I started photographing this Autobot Blaster over two years ago when it first came out - and kept meaning to get back to it. This Soundwave remold was pretty great, but its days are also numbered as a Leader-class Blaster is due next year with a ton of cool features that put this one to shame. In short I can tell you Blaster has aged well, and Steeljaw is just as much one of the worst toys of the last decade.
Standing over 7-inches tall, Autobot Blaster's robot mode is solid. It's a sturdy toy that's fun to transform and has pretty decent articulation. Even two years later, this one is still nicely made and is one of the better toys from his era. (Especially when compared to Grimlock.) There are no wacky joints, no tricky bits, everything just goes nicely in place and the robot has no problems standing. His head sculpt borrows from a few G1 influences, and the coloring is unmistakably blaster. By giving him a specific head and torso, Hasbro is free to make other modifications to his body in order to serve his alt mode better. The end result is a great robot that doesn't have floppy joints or loose panels - it's the kind of thing we should.shtmlire to in any toy line. Granted, most of the Voyager-class toys have been pretty solid lately, but this one was unusually stable.

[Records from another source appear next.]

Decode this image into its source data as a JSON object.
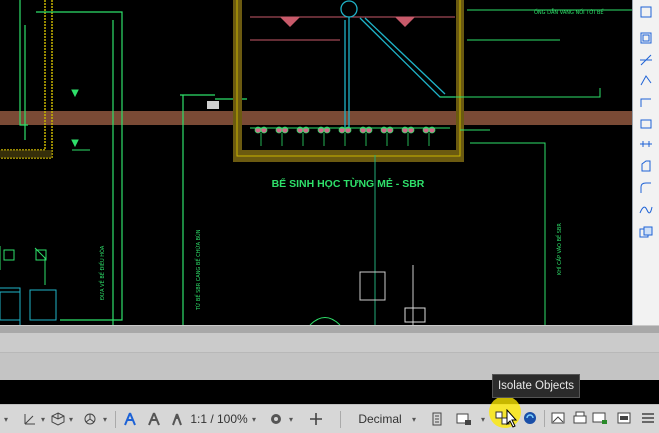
{
  "drawing": {
    "title_label": "BỂ SINH HỌC TỪNG MẺ - SBR",
    "note_top_right": "ỐNG DẪN VANG NỐI TỚI BỂ",
    "vertical_labels": [
      "ĐƯA VỀ BỂ ĐIỀU HÒA",
      "TỪ BỂ SBR CANG BỂ CHỨA BÙN",
      "KHÍ CẤP VÀO BỂ SBR"
    ]
  },
  "right_toolbar": {
    "tools": [
      "view-cube-icon",
      "selection-icon",
      "line-icon",
      "polyline-icon",
      "arc-icon",
      "rectangle-icon",
      "move-icon",
      "trim-icon",
      "polygon-icon",
      "fillet-icon",
      "spline-icon",
      "copy-icon"
    ]
  },
  "status_bar": {
    "annotation_scale": "1:1 / 100%",
    "units": "Decimal"
  },
  "tooltip": {
    "text": "Isolate Objects"
  },
  "colors": {
    "canvas_bg": "#000000",
    "pipe_green": "#2ee06a",
    "water_cyan": "#1fb3c8",
    "wall_yellow": "#c8b400",
    "soil_brown": "#7a4a35",
    "highlight_yellow": "#ffe800",
    "accent_blue": "#1d62d6"
  }
}
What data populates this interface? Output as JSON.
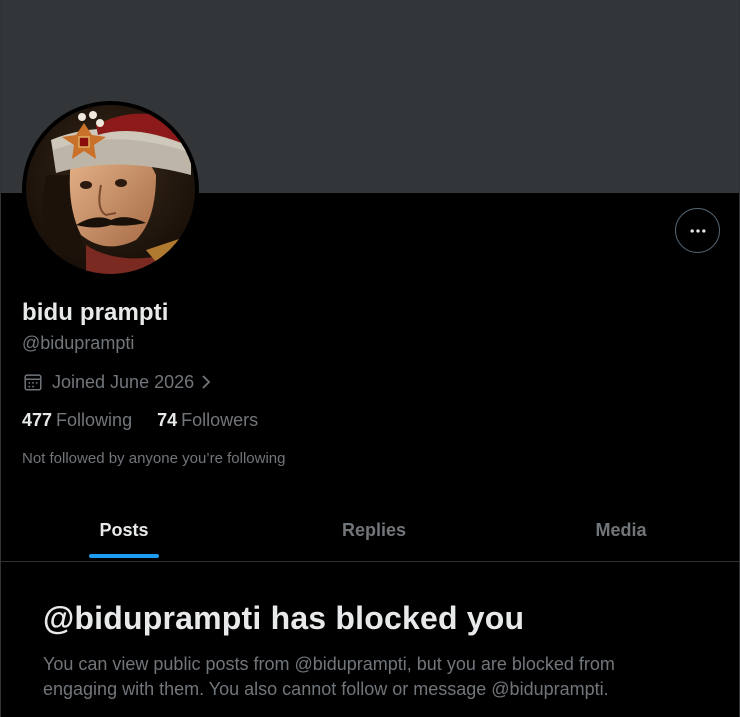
{
  "profile": {
    "name": "bidu prampti",
    "handle": "@biduprampti",
    "joined": "Joined June 2026",
    "following_count": "477",
    "following_label": "Following",
    "followers_count": "74",
    "followers_label": "Followers",
    "not_followed_text": "Not followed by anyone you’re following"
  },
  "tabs": [
    {
      "label": "Posts",
      "active": true
    },
    {
      "label": "Replies",
      "active": false
    },
    {
      "label": "Media",
      "active": false
    }
  ],
  "blocked": {
    "title": "@biduprampti has blocked you",
    "description": "You can view public posts from @biduprampti, but you are blocked from engaging with them. You also cannot follow or message @biduprampti."
  },
  "icons": {
    "more": "more-horizontal-icon",
    "calendar": "calendar-icon",
    "chevron": "chevron-right-icon"
  },
  "colors": {
    "background": "#000000",
    "banner": "#333639",
    "text_primary": "#e7e9ea",
    "text_secondary": "#71767b",
    "accent": "#1d9bf0",
    "divider": "#2f3336"
  }
}
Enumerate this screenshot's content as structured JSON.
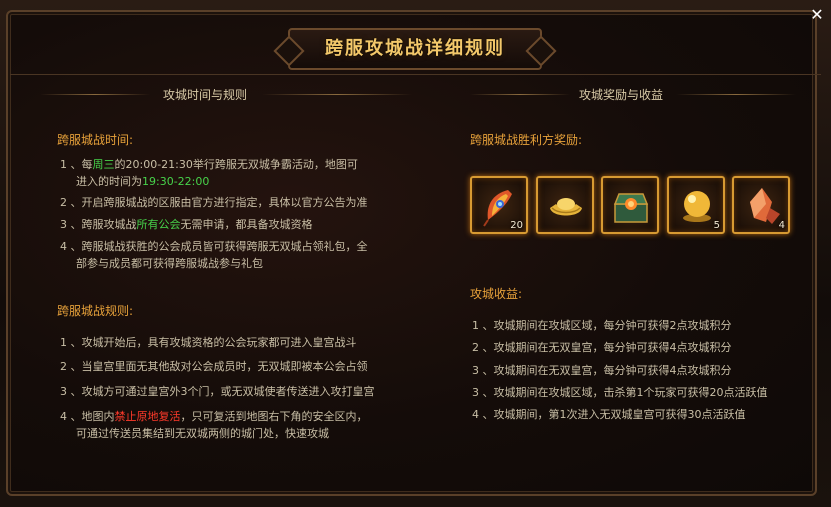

The vehicle is a rolling bread box with a gun port and a seat for the Diaclone drivers you might have (but I don't). The turret on top makes for a great weapon, and it fits as well in that slot as it does in his hands. It's super-sturdy and everything fits together without a hitch - I doubt you'll even need the instructions. I realize this isn't much to say, but it works, and it's a decent space vehicle tank thing.
So - Blaster is good, Steeljaw is not. The bonus disc folds up and fits in Blaster's chest, and has a launching mechanism that is designed to spit the disc out and auto-transform on a flat surface. It doesn't work well, either. It fumbles out and half-transforms, as additional positioning is required and the back half doesn't quite fold out. It's a convincing disc, but a terrible lion.
The cat is elongated and flat in weird places, with various panels and gaps that seem not unlike roadkill. The flat feline just doesn't look good - there's no way to get around it, the gimmick didn't work. Nice disc deco and a nice lion head sculpt don't save the terrible proportions, awkward automorph, and blatant burglary of Bakugan's gimmick. Thankfully Blaster is cool enough to warrant a purchase, because Steeljaw could go in a junk bin and you'd never miss it. Other discs were sold, and their secondary market prices have increased a bit. They're better functioning and looking, but for the time being this is the only tape/disc Steeljaw in recent memory that wasn't a G1 reissue.
With Titans Return, we've seen Stripes and Rewind so far and I assume someone has a concept board for a new Steeljaw. There's nothing at all wrong with this Blaster, so grab it if you can - but don't fret over his little buddy here if it's missing. It's just not worth the hassle.